Diversification is the top priority for advisers when choosing SMSF investments, according to new research.
Research commissioned by BT and the SMSF Association found that 78% of advisers thought diversification was the top priority for SMSFs when selecting investments. 48% chose capital growth, 45% capital preservation, 42% liquidity and 41% product costs.
Almost all advisers surveyed – 97% – agreed that it was important that their SMSF clients have well diversified portfolios, but not all SMSFs are achieving this goal.
The same research paper found that 73% of advisers believe their SMSF clients had well diversified portfolios. This may be because advisers find it harder to diversify SMSF portfolios, with 62% of advisers saying they found it difficult.
BT’s Head of Adviser Distribution Jo Moxey said this could be a result of direct property investments in SMSFs.
The research found 89% of advisers consider a portfolio of managed funds, direct shares and property to be diversified.

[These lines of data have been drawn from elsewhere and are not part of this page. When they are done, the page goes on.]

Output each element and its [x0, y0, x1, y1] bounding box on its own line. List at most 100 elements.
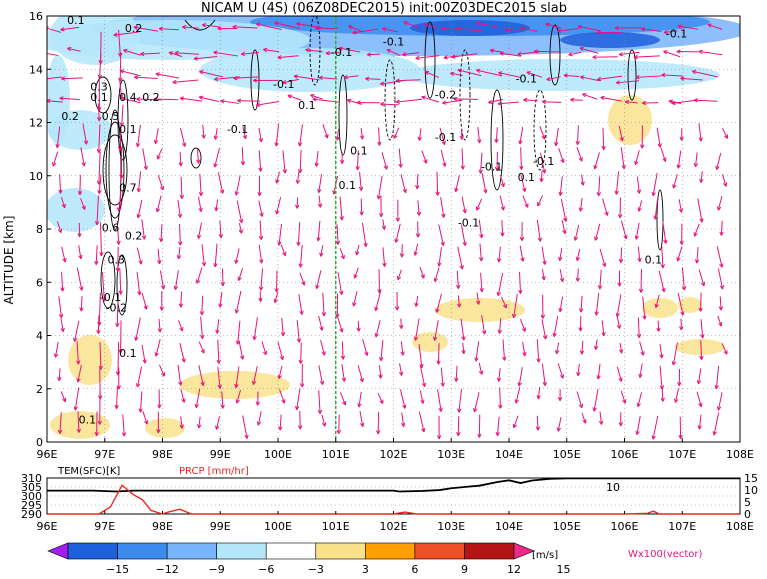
contour-label: 0.7 [119, 182, 137, 195]
contour-label: -0.1 [666, 27, 687, 40]
surface-panel: TEM(SFC)[K] PRCP [mm/hr] 10 310305300295… [21, 466, 758, 533]
colorbar-label: 12 [507, 563, 521, 575]
contour-label: 0.1 [645, 254, 663, 267]
precip-label: PRCP [mm/hr] [179, 466, 249, 477]
colorbar-segment [68, 543, 118, 559]
surface-x-tick-label: 108E [726, 520, 754, 533]
colorbar-unit: [m/s] [532, 550, 558, 561]
contour-label: -0.1 [458, 216, 479, 229]
colorbar-segment [316, 543, 366, 559]
contour-label: 0.3 [108, 254, 126, 267]
contour-label: -0.1 [383, 35, 404, 48]
surface-x-tick-label: 97E [94, 520, 115, 533]
y-tick-label: 2 [36, 383, 43, 396]
x-tick-label: 106E [611, 448, 639, 461]
contour-label: -0.1 [435, 131, 456, 144]
x-tick-label: 107E [668, 448, 696, 461]
series-annotation: 10 [606, 481, 620, 494]
surface-x-tick-label: 107E [668, 520, 696, 533]
colorbar-end-left [48, 543, 68, 559]
x-tick-label: 104E [495, 448, 523, 461]
y-tick-label: 8 [36, 223, 43, 236]
surface-x-tick-label: 103E [437, 520, 465, 533]
temperature-label: TEM(SFC)[K] [57, 466, 120, 477]
contour-label: -0.2 [106, 302, 127, 315]
x-tick-label: 100E [264, 448, 292, 461]
contour-label: 0.1 [119, 123, 137, 136]
colorbar-label: −6 [258, 563, 274, 575]
surface-x-tick-label: 102E [380, 520, 408, 533]
colorbar-segment [167, 543, 217, 559]
contour-label: -0.1 [481, 160, 502, 173]
shade-blob [642, 298, 678, 318]
surface-x-tick-label: 99E [210, 520, 231, 533]
surface-x-tick-label: 98E [152, 520, 173, 533]
surface-x-tick-label: 106E [611, 520, 639, 533]
surface-x-tick-label: 104E [495, 520, 523, 533]
contour-label: -0.1 [227, 123, 248, 136]
contour-label: 0.2 [125, 230, 143, 243]
contour-label: 0.2 [142, 91, 160, 104]
colorbar-label: 9 [461, 563, 468, 575]
colorbar-segment [415, 543, 465, 559]
y-tick-label: 16 [29, 10, 43, 23]
contour-label: 0.2 [125, 22, 143, 35]
shade-blob [68, 335, 112, 385]
shade-blob [410, 20, 530, 36]
x-tick-label: 105E [553, 448, 581, 461]
colorbar-segment [266, 543, 316, 559]
contour-label: -0.1 [273, 78, 294, 91]
contour-label: 0.1 [79, 413, 97, 426]
colorbar-segment [365, 543, 415, 559]
surface-x-tick-label: 101E [322, 520, 350, 533]
contour-label: 0.1 [339, 179, 357, 192]
shade-blob [560, 32, 660, 48]
contour-label: 0.5 [102, 110, 120, 123]
shade-blob [50, 5, 140, 65]
colorbar-end-right [514, 543, 534, 559]
contour-label: -0.1 [533, 155, 554, 168]
colorbar-label: −12 [156, 563, 179, 575]
y-tick-label: 10 [29, 170, 43, 183]
contour-label: 0.2 [61, 110, 79, 123]
surface-x-tick-label: 100E [264, 520, 292, 533]
contour-label: 0.1 [350, 144, 368, 157]
colorbar-segment [464, 543, 514, 559]
x-tick-label: 103E [437, 448, 465, 461]
y-tick-label: 0 [36, 436, 43, 449]
y-tick-label: 14 [29, 63, 43, 76]
contour-label: -0.1 [331, 46, 352, 59]
colorbar-label: 6 [411, 563, 418, 575]
shade-blob [412, 332, 448, 352]
contour-label: 0.1 [518, 171, 536, 184]
surface-plot-frame [47, 478, 740, 514]
shade-blob [145, 418, 185, 438]
y-tick-label: 12 [29, 117, 43, 130]
x-tick-label: 102E [380, 448, 408, 461]
contour-label: 0.1 [298, 99, 316, 112]
contour-label: 0.6 [102, 222, 120, 235]
contour-label: -0.1 [516, 73, 537, 86]
x-tick-label: 98E [152, 448, 173, 461]
surface-x-tick-label: 105E [553, 520, 581, 533]
contour-label: 0.1 [90, 91, 108, 104]
colorbar-segment [217, 543, 267, 559]
y-tick-label: 4 [36, 330, 43, 343]
y-tick-label: 6 [36, 276, 43, 289]
surface-x-tick-label: 96E [37, 520, 58, 533]
contour-label: 0.4 [119, 91, 137, 104]
colorbar-label: 15 [557, 563, 571, 575]
colorbar-label: 3 [362, 563, 369, 575]
colorbar-label: −9 [209, 563, 225, 575]
x-tick-label: 101E [322, 448, 350, 461]
chart-title: NICAM U (4S) (06Z08DEC2015) init:00Z03DE… [201, 1, 567, 16]
shade-blob [45, 188, 105, 232]
colorbar-segment [118, 543, 168, 559]
contour-label: -0.2 [435, 89, 456, 102]
x-tick-label: 96E [37, 448, 58, 461]
colorbar-label: −3 [308, 563, 324, 575]
contour-label: 0.1 [119, 347, 137, 360]
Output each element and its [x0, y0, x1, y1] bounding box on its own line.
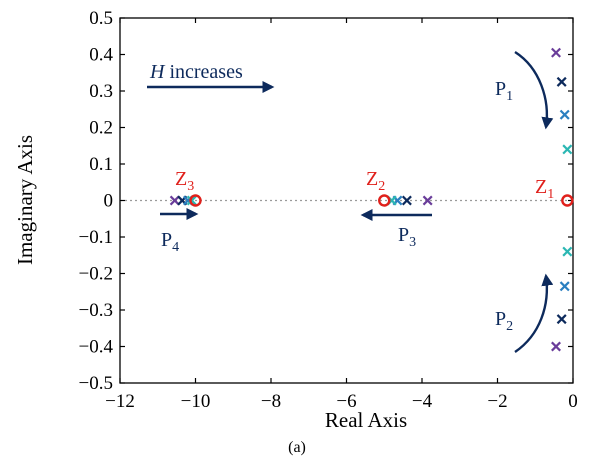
p1-arrow [514, 50, 554, 130]
y-axis-label: Imaginary Axis [13, 135, 37, 265]
x-tick-label: 0 [568, 391, 578, 412]
y-tick-label: 0.2 [89, 118, 113, 139]
zero-marker [189, 194, 202, 207]
y-tick-label: 0.1 [89, 154, 113, 175]
y-tick-label: −0.1 [79, 227, 113, 248]
x-tick-label: −12 [105, 391, 135, 412]
x-tick-label: −4 [412, 391, 433, 412]
pole-marker [559, 109, 570, 120]
x-tick-label: −10 [181, 391, 211, 412]
h-increases-label: H increases [149, 61, 243, 83]
pole-marker [186, 195, 197, 206]
zero-marker [378, 194, 391, 207]
p3-label: P3 [398, 224, 416, 250]
y-tick-label: 0.5 [89, 8, 113, 29]
x-tick-labels: −12 −10 −8 −6 −4 −2 0 [105, 391, 578, 412]
pole-marker [551, 341, 561, 352]
pole-marker [401, 195, 412, 206]
y-tick-label: −0.2 [79, 264, 113, 285]
y-tick-label: 0 [104, 191, 114, 212]
y-tick-label: −0.3 [79, 300, 113, 321]
pole-marker [422, 195, 433, 206]
pole-marker [556, 76, 567, 87]
pole-marker [562, 246, 573, 257]
x-tick-label: −8 [261, 391, 281, 412]
pole-marker [551, 47, 561, 58]
figure-caption: (a) [288, 439, 306, 456]
z1-label: Z1 [535, 176, 554, 202]
y-tick-label: −0.5 [79, 373, 113, 394]
x-tick-label: −2 [487, 391, 507, 412]
zero-marker [561, 194, 574, 207]
axis-ticks [119, 17, 574, 384]
z2-label: Z2 [366, 168, 385, 194]
p2-arrow [514, 273, 554, 353]
x-axis-label: Real Axis [325, 408, 407, 432]
pole-marker [562, 144, 573, 155]
z3-label: Z3 [175, 168, 194, 194]
x-tick-label: −6 [336, 391, 356, 412]
p4-label: P4 [161, 229, 179, 255]
p2-label: P2 [495, 308, 513, 334]
pole-zero-markers [169, 47, 574, 352]
pole-marker [559, 281, 570, 292]
pole-marker [169, 195, 180, 206]
pole-marker [556, 314, 567, 325]
y-tick-label: 0.3 [89, 81, 113, 102]
y-tick-labels: 0.5 0.4 0.3 0.2 0.1 0 −0.1 −0.2 −0.3 −0.4 −0.5 [79, 8, 114, 394]
p1-label: P1 [495, 78, 513, 104]
y-tick-label: 0.4 [89, 45, 113, 66]
y-tick-label: −0.4 [79, 337, 114, 358]
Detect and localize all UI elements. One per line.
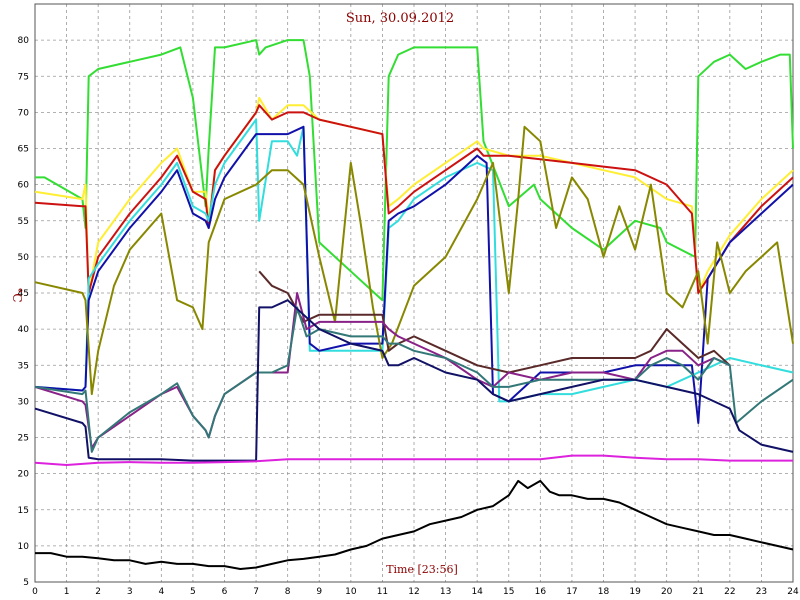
x-tick-label: 2 <box>95 587 101 597</box>
y-axis-label: °C <box>10 287 24 302</box>
x-tick-labels: 0 1 2 3 4 5 6 7 8 9 10 11 12 13 14 15 16 17 18 19 20 21 22 23 24 <box>32 587 799 597</box>
y-tick-label: 60 <box>18 181 30 191</box>
y-tick-label: 5 <box>23 578 29 588</box>
x-tick-label: 1 <box>64 587 70 597</box>
series-line-7 <box>258 270 731 374</box>
x-tick-label: 18 <box>598 587 610 597</box>
series-line-9 <box>34 306 794 453</box>
x-tick-label: 23 <box>756 587 767 597</box>
chart-title: Sun, 30.09.2012 <box>346 11 454 26</box>
y-tick-label: 10 <box>18 542 30 552</box>
series-line-3 <box>34 104 794 294</box>
series-line-10 <box>34 299 794 462</box>
plot-border <box>34 3 794 583</box>
x-tick-label: 10 <box>345 587 357 597</box>
x-tick-label: 16 <box>535 587 547 597</box>
x-tick-label: 9 <box>316 587 322 597</box>
x-tick-label: 11 <box>377 587 388 597</box>
y-tick-label: 40 <box>18 325 30 335</box>
y-tick-label: 25 <box>18 434 29 444</box>
y-tick-label: 80 <box>18 36 30 46</box>
y-tick-label: 50 <box>18 253 30 263</box>
series-line-1 <box>35 39 794 302</box>
y-tick-labels: 5 10 15 20 25 30 35 40 45 50 55 60 65 70 75 80 <box>18 36 30 588</box>
x-tick-label: 17 <box>566 587 577 597</box>
x-axis-label: Time [23:56] <box>386 563 458 576</box>
x-tick-label: 22 <box>724 587 735 597</box>
x-tick-label: 8 <box>285 587 291 597</box>
x-tick-label: 12 <box>408 587 419 597</box>
series-line-11 <box>34 454 793 466</box>
x-tick-label: 20 <box>661 587 673 597</box>
y-tick-label: 55 <box>18 217 29 227</box>
x-tick-label: 21 <box>693 587 704 597</box>
x-tick-label: 0 <box>32 587 38 597</box>
x-tick-label: 15 <box>503 587 514 597</box>
series-line-12 <box>35 479 794 570</box>
y-tick-label: 30 <box>18 397 30 407</box>
series-lines <box>34 39 794 570</box>
series-line-6 <box>34 125 794 396</box>
x-tick-label: 6 <box>222 587 228 597</box>
y-tick-label: 75 <box>18 72 29 82</box>
x-tick-label: 13 <box>440 587 451 597</box>
x-tick-label: 4 <box>158 587 164 597</box>
y-tick-label: 35 <box>18 361 29 371</box>
x-tick-label: 19 <box>629 587 641 597</box>
x-tick-label: 14 <box>471 587 483 597</box>
x-tick-label: 3 <box>127 587 133 597</box>
x-tick-label: 7 <box>253 587 259 597</box>
y-tick-label: 45 <box>18 289 29 299</box>
y-tick-label: 65 <box>18 145 29 155</box>
y-tick-label: 20 <box>18 470 30 480</box>
y-tick-label: 15 <box>18 506 29 516</box>
x-tick-label: 24 <box>787 587 799 597</box>
y-tick-label: 70 <box>18 108 30 118</box>
x-tick-label: 5 <box>190 587 196 597</box>
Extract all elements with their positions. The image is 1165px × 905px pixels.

64% of advisers said a portfolio of 30 individual direct shares may not have enough diversification. 47% of advisers said a portfolio of Exchange Traded Funds (ETFs) is sufficiently diversified. 87% believe having investments across four or more assets classes to be ideal.
“Diversification can be achieved in a variety of ways, but having access to a broad range of investment options is vital,” said Ms Moxey.
The BT/Investment Trends SMSF Planner Research Paper is based on a short quantitative online survey of financial planners between February and March 2018, with 163 responses. The research was conducted by Investment Trends and commissioned by BT Financial Group and the SMSF Association, as part of a four year partnership.